KEY TAKEAWAYS
- The study aimed to develop an HNSCC risk model utilizing m6A regulators and cuproptosis gene-associated mRNAs.
- The model predicted HNSCC outcomes, guiding personalized therapies for individuals with the condition.
Head and neck squamous cell carcinoma (HNSCC) is a common cancer with low survival rates, influenced by head anatomy and a scarcity of dependable biomarkers. Cuproptosis is an emerging cellular regulated death pathway, while N6-methyladenosine (m6A) is a prevalent RNA modification in mRNA. Both are closely linked to tumor development, advancement, and prognosis.
Zhongxu Xing and the team aimed to construct a risk model for head and neck squamous cell carcinoma using a set of mRNAs associated with m6A regulators and cuproptosis genes (mcrmRNA).
The study utilized RNA-seq and clinical data of patients with HNSCC from The Cancer Genome Atlas (TCGA) database, which were analyzed to develop a risk model through least absolute shrinkage and selection operator (LASSO) analysis.

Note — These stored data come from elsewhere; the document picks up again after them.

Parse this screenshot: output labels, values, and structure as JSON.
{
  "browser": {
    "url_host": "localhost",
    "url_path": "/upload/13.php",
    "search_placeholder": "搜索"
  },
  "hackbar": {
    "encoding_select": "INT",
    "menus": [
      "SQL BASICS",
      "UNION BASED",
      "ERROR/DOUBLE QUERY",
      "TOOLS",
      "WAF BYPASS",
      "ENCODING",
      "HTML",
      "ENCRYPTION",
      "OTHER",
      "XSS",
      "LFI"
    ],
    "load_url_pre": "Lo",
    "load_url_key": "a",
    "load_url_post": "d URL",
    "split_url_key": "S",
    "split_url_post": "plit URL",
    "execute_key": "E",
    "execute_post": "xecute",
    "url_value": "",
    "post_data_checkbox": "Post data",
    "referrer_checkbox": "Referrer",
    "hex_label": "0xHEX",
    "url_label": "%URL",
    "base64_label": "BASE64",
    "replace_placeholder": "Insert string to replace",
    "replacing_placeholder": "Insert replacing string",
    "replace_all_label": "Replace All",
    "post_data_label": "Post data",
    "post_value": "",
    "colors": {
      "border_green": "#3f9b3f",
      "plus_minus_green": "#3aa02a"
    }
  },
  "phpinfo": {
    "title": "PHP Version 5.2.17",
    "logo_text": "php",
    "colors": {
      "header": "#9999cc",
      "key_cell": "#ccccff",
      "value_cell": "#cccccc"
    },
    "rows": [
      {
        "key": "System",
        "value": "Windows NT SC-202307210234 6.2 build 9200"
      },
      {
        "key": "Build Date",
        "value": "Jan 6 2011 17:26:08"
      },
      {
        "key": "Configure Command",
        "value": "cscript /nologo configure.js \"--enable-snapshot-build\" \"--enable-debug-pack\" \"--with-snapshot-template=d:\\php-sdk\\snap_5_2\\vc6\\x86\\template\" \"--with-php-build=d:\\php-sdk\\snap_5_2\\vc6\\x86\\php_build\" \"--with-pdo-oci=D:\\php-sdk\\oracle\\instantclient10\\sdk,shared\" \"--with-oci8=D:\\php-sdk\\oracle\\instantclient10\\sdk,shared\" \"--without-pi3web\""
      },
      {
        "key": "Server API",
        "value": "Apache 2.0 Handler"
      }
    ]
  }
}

Survival analysis and receiver operating characteristic (ROC) analysis were performed for the high- and low-risk groups. Additionally, the model was validated using the GSE41613 dataset from the Gene Expression Omnibus (GEO) database. Gene Set Enrichment Analysis (GSEA) and CIBERSORT were applied to investigate the immune microenvironment of HNSCC.
A risk model was developed using LASSO analysis of 32 microRNA methylation markers (mcRNA). This model assigned a risk score to each patient, which was then validated as an independent predictor of prognosis in a multivariate Cox proportional hazards model. Patients classified as high-risk exhibited a greater tumor mutation burden. As assessed by CIBERSORT analysis, immune cell infiltration levels differed significantly between the high and low-risk groups.
Furthermore, the groups displayed substantial disparities in sensitivity to common therapeutic drugs. Enrichment analysis revealed distinct metabolic pathways and RNA processing signatures between the two groups.
The study concluded that based on analysis of 32 microRNA methylation markers, the developed risk model effectively predicts outcomes in patients with HNSCC. This model offers valuable insights for developing personalized therapeutic approaches, potentially leading to more targeted and effective treatments for this type of cancer.
No funding information was available.
Source: https://pubmed.ncbi.nlm.nih.gov/38778403/
Xing Z, Xu Y, Xu X, et al. (2024). “Identification and validation of a novel risk model based on cuproptosis‑associated m6A for head and neck squamous cell carcinoma.” BMC Med Genomics. 2024 May 22;17(1):137. doi: 10.1186/s12920-024-01916-5. PMID: 38778403.